BYOVD Attacks Are Rapidly Increasing
The campaign’s use of legitimate drivers to gain kernel-level access is another example of the rising Bring Your Own Vulnerable Driver technique.
Because the drivers are digitally signed and legitimate, many security solutions allow them to load without scrutiny.
Attackers exploit this trust to gain powerful system privileges and disable protective mechanisms.
HR Departments Remain One of the Weakest Entry Points
This incident also reinforces a long-standing cybersecurity reality: employees remain one of the most vulnerable components of any organization’s security posture.
Departments that frequently interact with external contacts, such as HR, finance, and procurement, are particularly susceptible to spear-phishing campaigns.

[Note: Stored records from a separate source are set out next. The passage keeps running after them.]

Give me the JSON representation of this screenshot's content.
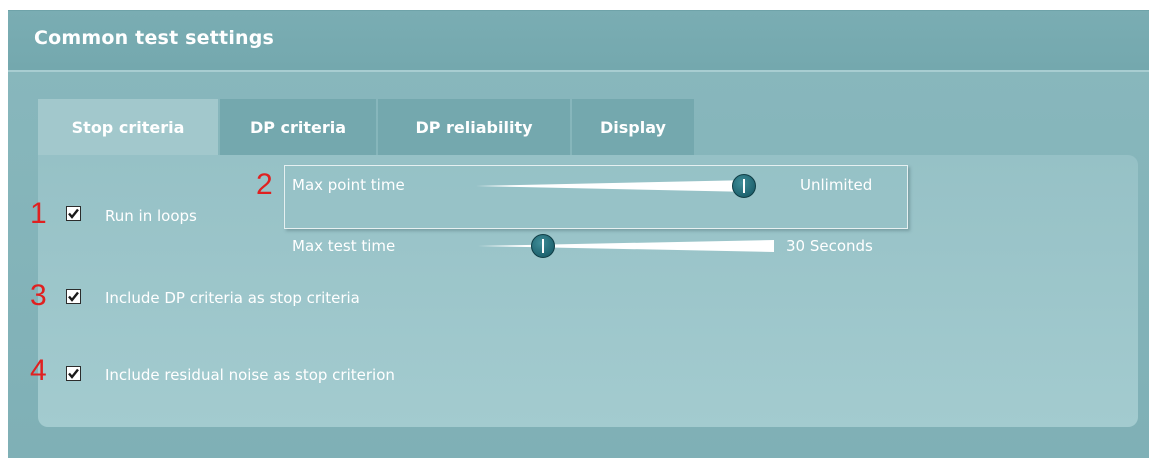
{
  "header": {
    "title": "Common test settings"
  },
  "tabs": [
    {
      "label": "Stop criteria",
      "active": true
    },
    {
      "label": "DP criteria",
      "active": false
    },
    {
      "label": "DP reliability",
      "active": false
    },
    {
      "label": "Display",
      "active": false
    }
  ],
  "annotations": [
    "1",
    "2",
    "3",
    "4"
  ],
  "options": {
    "run_in_loops": {
      "label": "Run in loops",
      "checked": true
    },
    "include_dp_criteria": {
      "label": "Include DP criteria as stop criteria",
      "checked": true
    },
    "include_residual_noise": {
      "label": "Include residual noise as stop criterion",
      "checked": true
    }
  },
  "sliders": {
    "max_point_time": {
      "label": "Max point time",
      "value": "Unlimited",
      "level": 0.97
    },
    "max_test_time": {
      "label": "Max test time",
      "value": "30 Seconds",
      "level": 0.22
    }
  },
  "colors": {
    "panel": "#7fb0b6",
    "content": "#a3cbcf",
    "annotation": "#e02020",
    "knob": "#1f6470"
  }
}
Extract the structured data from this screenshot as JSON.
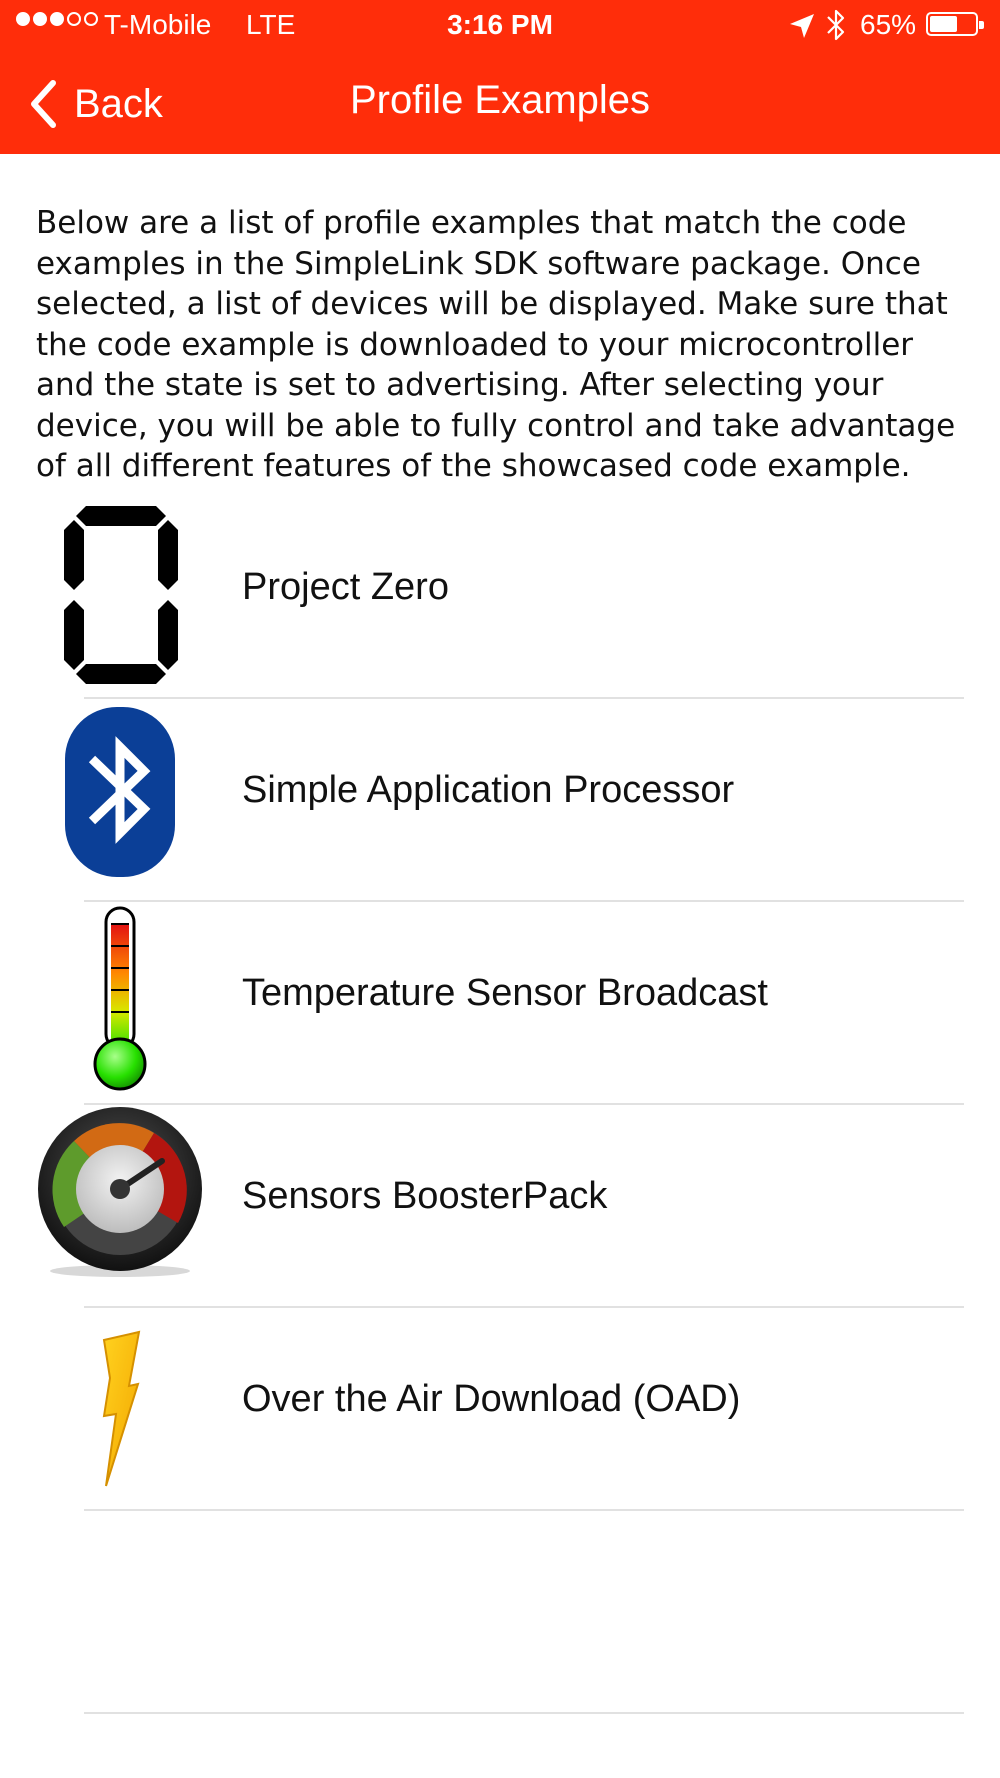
{
  "status_bar": {
    "signal_bars": 3,
    "signal_total": 5,
    "carrier": "T-Mobile",
    "network": "LTE",
    "time": "3:16 PM",
    "battery_percent": "65%",
    "battery_level": 0.65
  },
  "nav": {
    "back_label": "Back",
    "title": "Profile Examples"
  },
  "intro_text": "Below  are a list of profile examples that match the code examples in the SimpleLink SDK software package. Once selected, a list of devices will be displayed. Make sure that the code example is downloaded to your microcontroller and the state is set to advertising. After selecting your device, you will be able to fully control and take advantage of all different features of the showcased code example.",
  "profiles": [
    {
      "label": "Project Zero",
      "icon": "seven-segment-zero-icon"
    },
    {
      "label": "Simple Application Processor",
      "icon": "bluetooth-icon"
    },
    {
      "label": "Temperature Sensor Broadcast",
      "icon": "thermometer-icon"
    },
    {
      "label": "Sensors BoosterPack",
      "icon": "gauge-icon"
    },
    {
      "label": "Over the Air Download (OAD)",
      "icon": "lightning-bolt-icon"
    }
  ],
  "colors": {
    "accent": "#ff2d0a",
    "bluetooth": "#0b3f97",
    "separator": "#e1e1e1"
  }
}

Organizations must implement strict policies for handling external files and ensure that suspicious attachments are scanned in isolated environments.
Security Infrastructure Must Adapt to These Evolving Threats
Defending against campaigns like this requires more than traditional antivirus tools.
Organizations must implement advanced threat detection technologies, behavioral monitoring, and strict driver loading policies.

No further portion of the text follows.